Forum Moderators: Robert Charlton & goodroi

Message Too Old, No Replies

Googlebot bug? robots.txt and a subdomain

Setting preferred domain results in Googblebot using wrong robots.txt

         

Drew_Black

5:50 pm on Dec 3, 2006 (gmt 0)

10+ Year Member



I think there's a bug in Google's choice of which robots.txt file is used when the preferred domain is set in Webmaster Tools.

I run a site that has an active message forum. The forum was moved eight months ago from //www.sitename.com/forum/ to //forum.sitename.com I took care of proper 301 redirects, etc. and it was working great. Googlebot would correctly follow the two robots.txt files located at //sitename.com/robots.txt (or the same file from //www.sitename.com/robots.txt) and the forum's version at //forum.sitename.com/robots.txt

On November 30th I set the preferred domain affinity for sitename.com or www.sitename.com to www.sitename.com. Google's webmaster tools indicated that sitename.com and www.sitename.com were the two invovled. (In contrast, going to the preferred domain page for the site forum.sitename.com shows the options of forum.sitename.com and www.forum.sitename.com.)
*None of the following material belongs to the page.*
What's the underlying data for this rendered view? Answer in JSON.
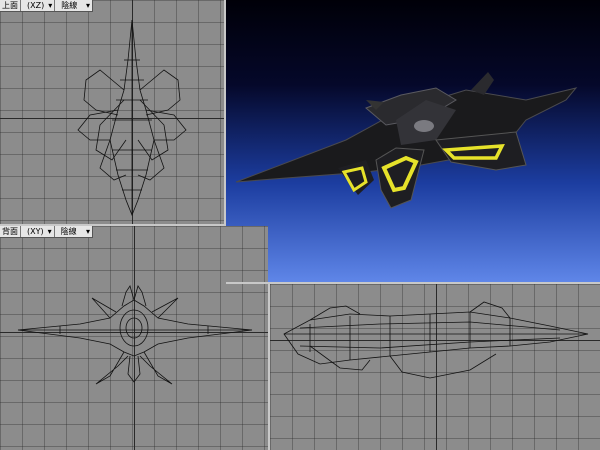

I noticed today in webmaster tools thousands of URLs on forum.sitename.com are reported as being blocked by robots.txt. So I decide to test it using the robots.txt analysis tool. None of the supposedly blocked URLs are blocked according to the analysis tool. I'm quite confused at this point.

So I take a snapshot of the robots.txt file from www.sitename.com/robots.txt and test it. I'm quite surprised to learn that this is the the one being used by Googlebot when crawling forum.sitename.com. I couldn't find any documentation to explain this behavior.

Is this a bug or is it designed to work this way? If this is by design is is documented?

g1smd

12:17 am on Dec 4, 2006 (gmt 0)

WebmasterWorld Senior Member 10+ Year Member Top Contributors Of The Month



That could partly explain several other "cross site" indexing issues that other people have been reporting for months.

Seems like Google has screwed something else up again. Their bug list seems to keep on growing.

Drew_Black

3:29 am on Dec 4, 2006 (gmt 0)

10+ Year Member



I disabled the preferred domain setting. I'll report back in a few days when I can tell if Googlebot switches back to using the proper robots.txt file.